Logo Inilah Round Logo Inilah Letter

Find and Follow Us

Selasa, 25 Juli 2017 | 01:30 WIB

DPR dan Golkar, Relakan Saja Cekal Novanto

Oleh : R Ferdian Andi R | Jumat, 14 April 2017 | 01:58 WIB
DPR dan Golkar, Relakan Saja Cekal Novanto
Ketua DPR RI sekaligus Ketua Umum Partai Golkar Setya Novanto - (Foto: inilahcom/Didik Setiawan)
facebook twitter

INILAHCOM, Jakarta - Partai Golkar melakukan langkah politik terkait keputusan cegah tangkal (Cekal) Ditjen Imigrasi atas permintaan KPK terhadap ketua umumnya, Setya Novanto. Sebaiknya Partai Golkar dan DPR mengikuti prosedur hukum daripada bermanuver politik yang justru merugikan institusi dan partai.
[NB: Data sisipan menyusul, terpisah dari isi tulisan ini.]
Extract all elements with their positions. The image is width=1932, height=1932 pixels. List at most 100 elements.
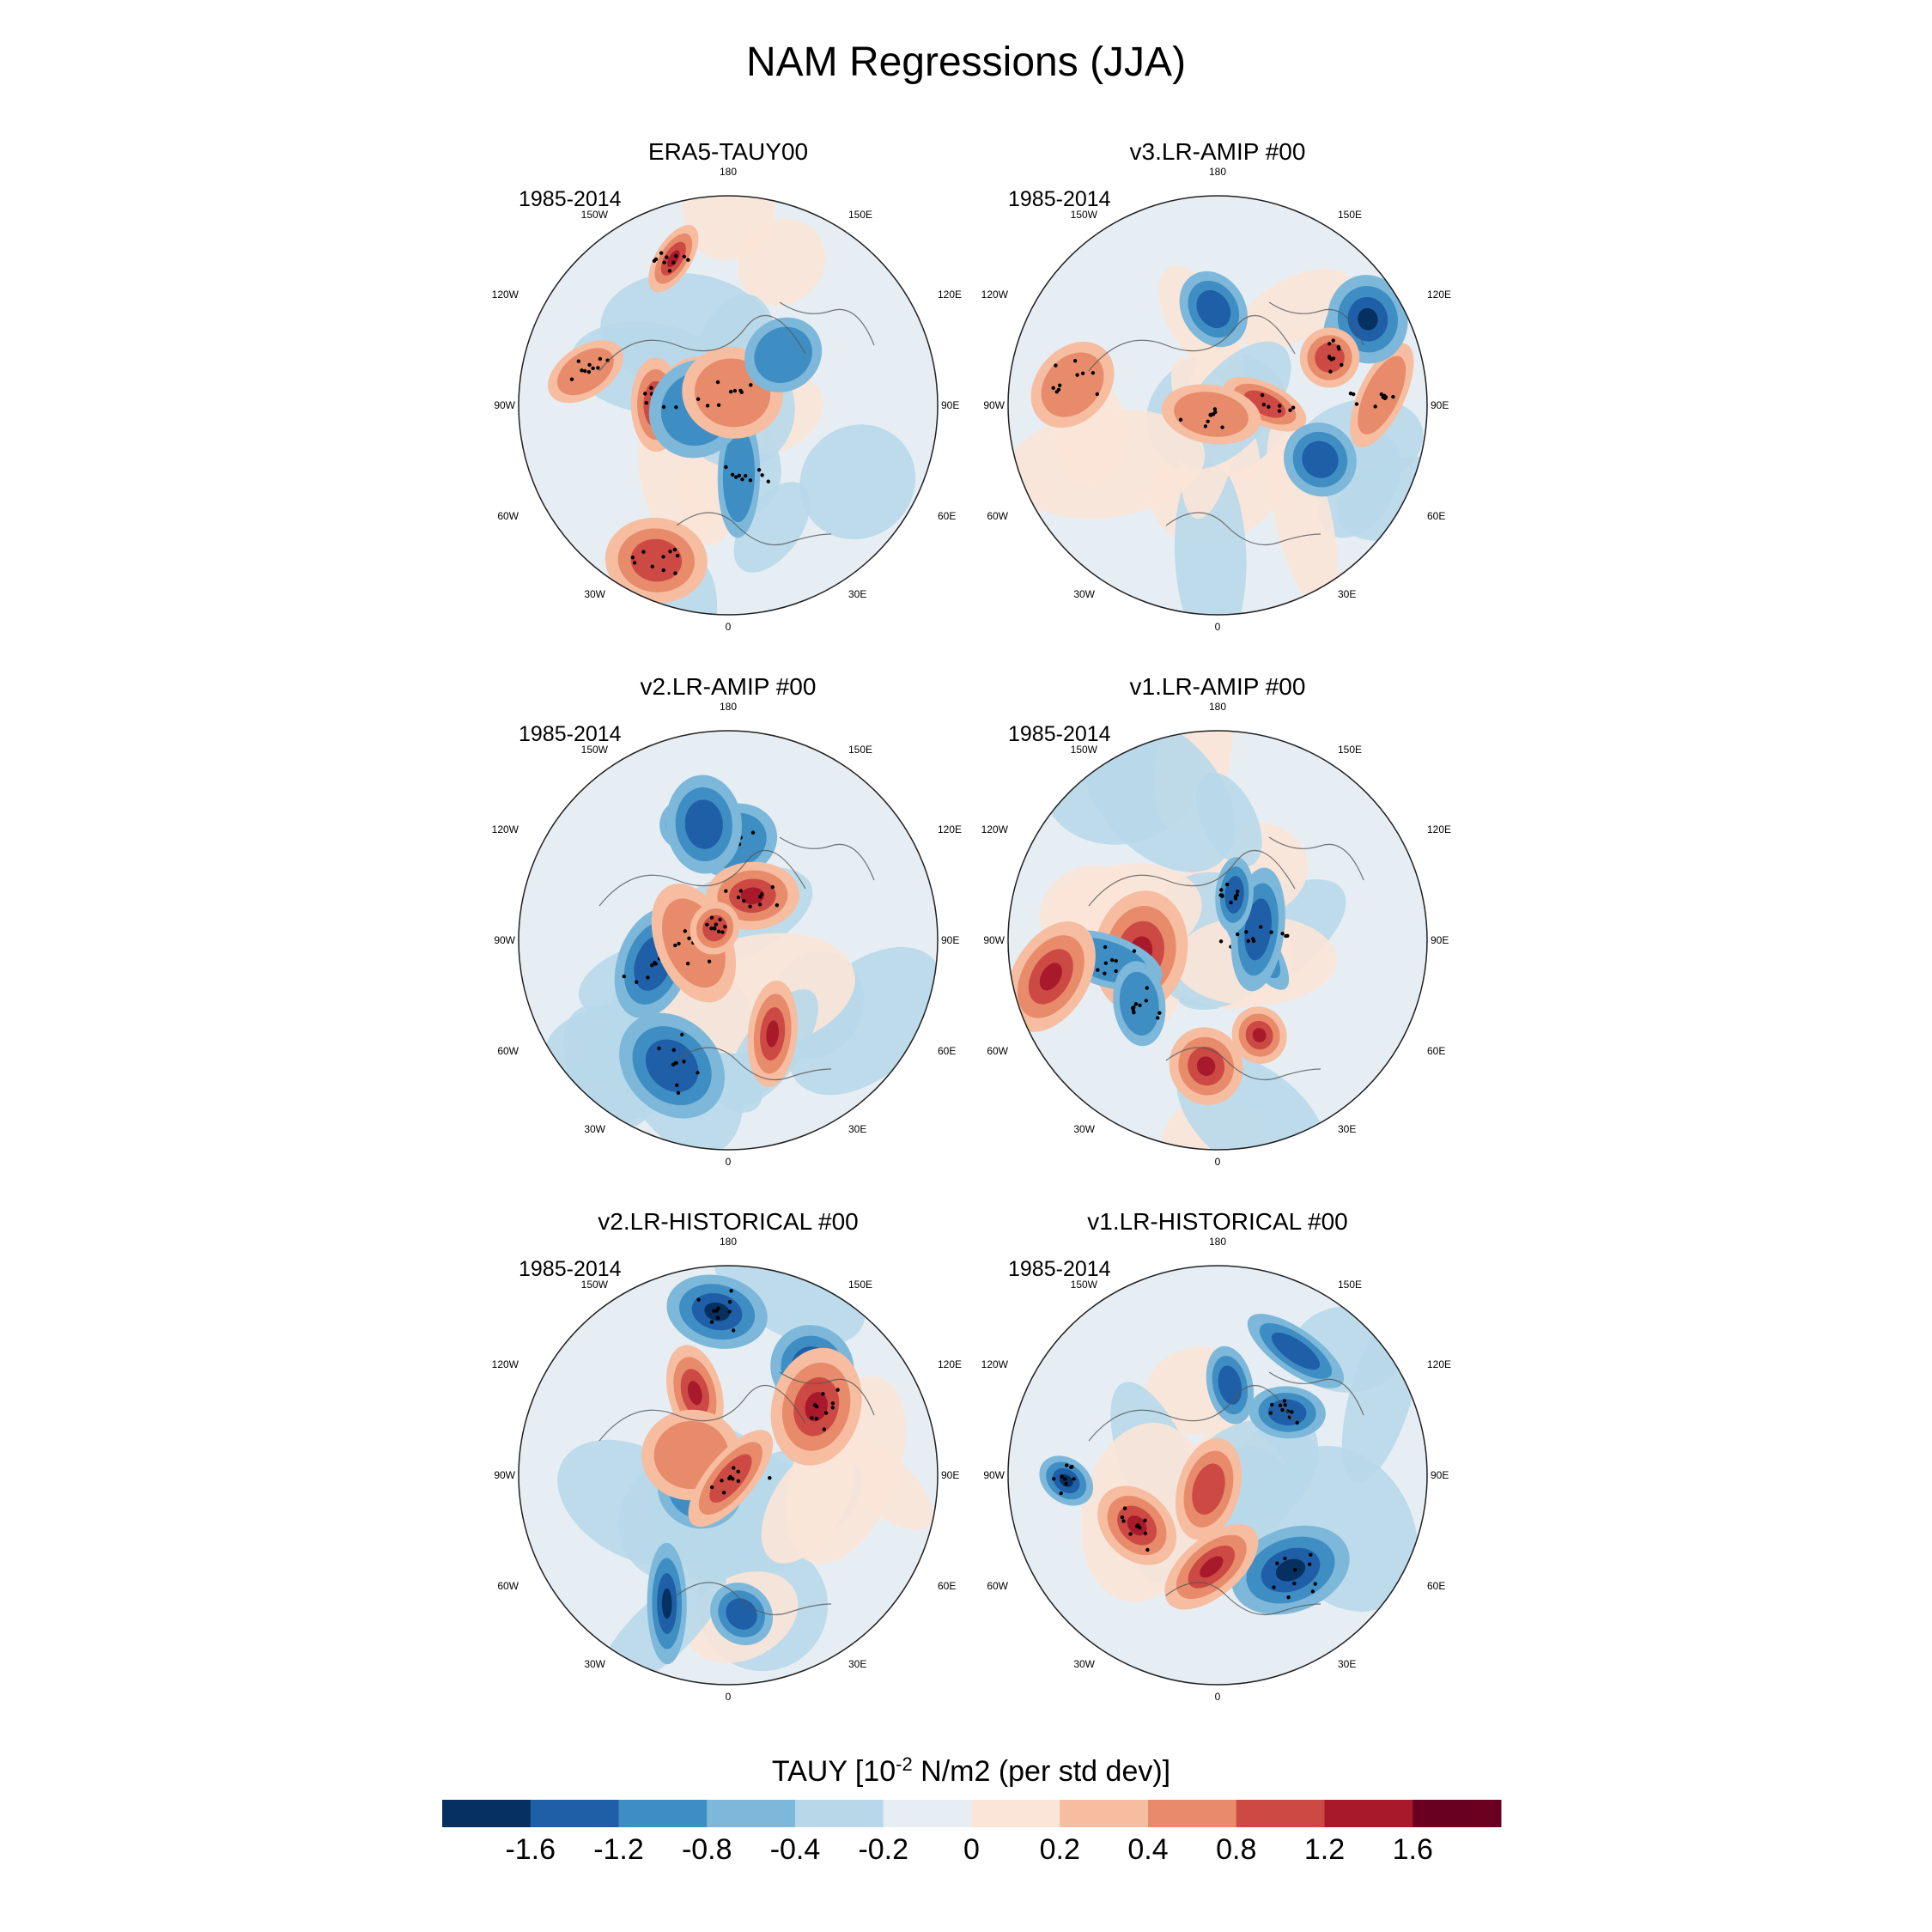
significance-dot	[659, 251, 664, 255]
colorbar-tick-label: -0.4	[770, 1833, 821, 1866]
significance-dot	[644, 400, 648, 405]
significance-dot	[1310, 1589, 1315, 1594]
significance-dot	[1382, 396, 1388, 401]
period-label: 1985-2014	[519, 1257, 622, 1281]
significance-dot	[1354, 402, 1359, 406]
longitude-label: 120E	[1427, 1358, 1451, 1370]
significance-dot	[1229, 900, 1233, 905]
longitude-label: 120W	[492, 1358, 519, 1370]
significance-dot	[635, 980, 639, 984]
significance-dot	[696, 397, 701, 402]
colorbar-title-main: TAUY [10	[772, 1755, 896, 1788]
longitude-label: 90W	[983, 934, 1005, 946]
anomaly-blob	[740, 887, 765, 905]
significance-dot	[743, 473, 748, 478]
longitude-label: 60W	[497, 510, 519, 522]
longitude-label: 180	[1209, 166, 1226, 178]
anomaly-patch	[1195, 772, 1262, 867]
figure-title: NAM Regressions (JJA)	[746, 39, 1186, 85]
significance-dot	[687, 936, 691, 940]
significance-dot	[1236, 889, 1240, 894]
significance-dot	[732, 1466, 736, 1470]
longitude-label: 60W	[987, 1580, 1008, 1592]
significance-dot	[1379, 392, 1384, 397]
significance-dot	[1128, 1532, 1133, 1536]
significance-dot	[716, 929, 721, 934]
significance-dot	[728, 390, 733, 394]
significance-dot	[1219, 888, 1224, 892]
significance-dot	[712, 1309, 716, 1313]
significance-dot	[1072, 1477, 1076, 1481]
colorbar-box	[1148, 1800, 1237, 1827]
significance-dot	[1331, 356, 1336, 361]
significance-dot	[675, 553, 680, 558]
significance-dot	[649, 386, 653, 390]
anomaly-patch	[733, 482, 811, 573]
map-panel: ERA5-TAUY00 1985-2014 180 0 150W 120W 90W 60W 30…	[492, 138, 962, 633]
longitude-label: 180	[1209, 701, 1226, 713]
longitude-label: 60W	[497, 1045, 519, 1057]
significance-dot	[1054, 363, 1058, 368]
longitude-label: 120E	[938, 823, 962, 835]
longitude-label: 0	[726, 621, 732, 633]
map-panel: v1.LR-HISTORICAL #00 1985-2014 180 0 150W 120…	[981, 1208, 1451, 1703]
significance-dot	[713, 927, 717, 931]
significance-dot	[1327, 342, 1332, 346]
significance-dot	[1051, 386, 1055, 391]
significance-dot	[1272, 1585, 1276, 1589]
longitude-label: 150W	[581, 744, 609, 756]
coastline	[1088, 301, 1364, 546]
longitude-label: 120E	[938, 289, 962, 301]
colorbar-tick-label: 0.4	[1127, 1833, 1168, 1866]
longitude-label: 90W	[494, 934, 515, 946]
significance-dot	[1072, 358, 1078, 363]
significance-dot	[1259, 925, 1263, 929]
significance-dot	[1331, 338, 1335, 343]
period-label: 1985-2014	[1008, 722, 1111, 746]
significance-dot	[1114, 958, 1118, 963]
colorbar-tick-label: 1.2	[1304, 1833, 1345, 1866]
significance-dot	[605, 358, 610, 362]
longitude-label: 30E	[1338, 1123, 1356, 1135]
colorbar-box	[442, 1800, 532, 1827]
significance-dot	[1278, 404, 1282, 408]
significance-dot	[1220, 894, 1224, 898]
map-panel: v2.LR-HISTORICAL #00 1985-2014 180 0 150W 120…	[492, 1208, 962, 1703]
map-border	[1007, 195, 1428, 616]
longitude-label: 30W	[1073, 1658, 1095, 1670]
significance-dot	[1224, 882, 1230, 887]
anomaly-blob	[1196, 1056, 1216, 1076]
significance-dot	[661, 568, 665, 573]
significance-dot	[674, 405, 678, 410]
significance-dot	[742, 898, 746, 903]
coastline	[598, 301, 875, 546]
colorbar-tick-label: -0.8	[682, 1833, 732, 1866]
significance-dot	[705, 922, 709, 927]
significance-dot	[1275, 1561, 1279, 1565]
longitude-label: 90W	[494, 1469, 515, 1481]
longitude-label: 90E	[1431, 1469, 1449, 1481]
longitude-label: 150E	[848, 209, 872, 221]
period-label: 1985-2014	[1008, 1257, 1111, 1281]
significance-dot	[696, 1297, 701, 1302]
significance-dot	[632, 561, 637, 565]
significance-dot	[736, 895, 741, 900]
significance-dot	[673, 943, 677, 948]
significance-dot	[731, 1477, 735, 1481]
significance-dot	[1280, 1407, 1285, 1413]
significance-dot	[1212, 407, 1218, 411]
significance-dot	[738, 388, 743, 393]
significance-dot	[1270, 1402, 1274, 1407]
longitude-label: 30E	[1338, 588, 1356, 600]
longitude-label: 30W	[584, 1123, 605, 1135]
colorbar-box	[1413, 1800, 1502, 1827]
significance-dot	[677, 941, 681, 946]
significance-dot	[721, 1491, 726, 1495]
longitude-label: 90E	[1431, 934, 1449, 946]
longitude-label: 150E	[1338, 1279, 1362, 1291]
significance-dot	[1143, 1518, 1147, 1522]
longitude-label: 0	[1215, 1691, 1221, 1703]
significance-dot	[830, 1406, 835, 1410]
significance-dot	[661, 555, 665, 559]
significance-dot	[1288, 408, 1292, 412]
Pascapencekalan Novanto oleh Ditjen Imigrasi, reaksi Partai Golkar cenderung berlebihan. Setidaknya surat protes yang dilayangkan Fraksi Partai Golkar ke Pimpinan DPR berujung pada rapat Badan Musyawarah DPR secara darurat yang menghasilkan protes DPR terhadap status cekal terhadap Ketua DPR Setya Novanto.

Ketua Fraksi Partai Golkar Kahar Muzakir menggungkapkan protes fraksi yang ia pimpin atas pencekalan ketua umumnya lantaran status hukum Setya Novanto saat ini baru sebatas saksi. Ia beralasan, pascaputusan MK, KPK tak diperkenankan lagi mencekal seseorang dalam tahap penyelidikan.

"Pencekalan itu dibolehkan apabila sudah di penyidikan, bukan penyelidikan. Pak Nov kan penyelidikan, saksi," ujar Kahar di gedung Parlemen, Selasa (12/4/2017). Pernyatan Kahar tersebut terkait dengan putusan MK pada tahun 2012 terkait Pasal 10 ayat (1) huruf b UU No 6 Tahun 2011 tentang keimigrasian.

Frasa "penyelidikan" yang dibatalkan dalam norma tersebut terkait dengan tindak pidana umum. Sedangkan UU KPK, merupakan undang-undang khusus (lex specialis).Terkait aturan kewenangan KPK untuk meminta cekal dalam tugas pemberantasan korupsi sebagaimana tertuang dalam Pasal 11 ayat (1) huruf b UU No 30 Tahun 2002 tentang KPK yang disebutkan KPK dapat memerintahkan kepada instansi yang terkait untuk melarang seseorang bepergian ke luar negeri.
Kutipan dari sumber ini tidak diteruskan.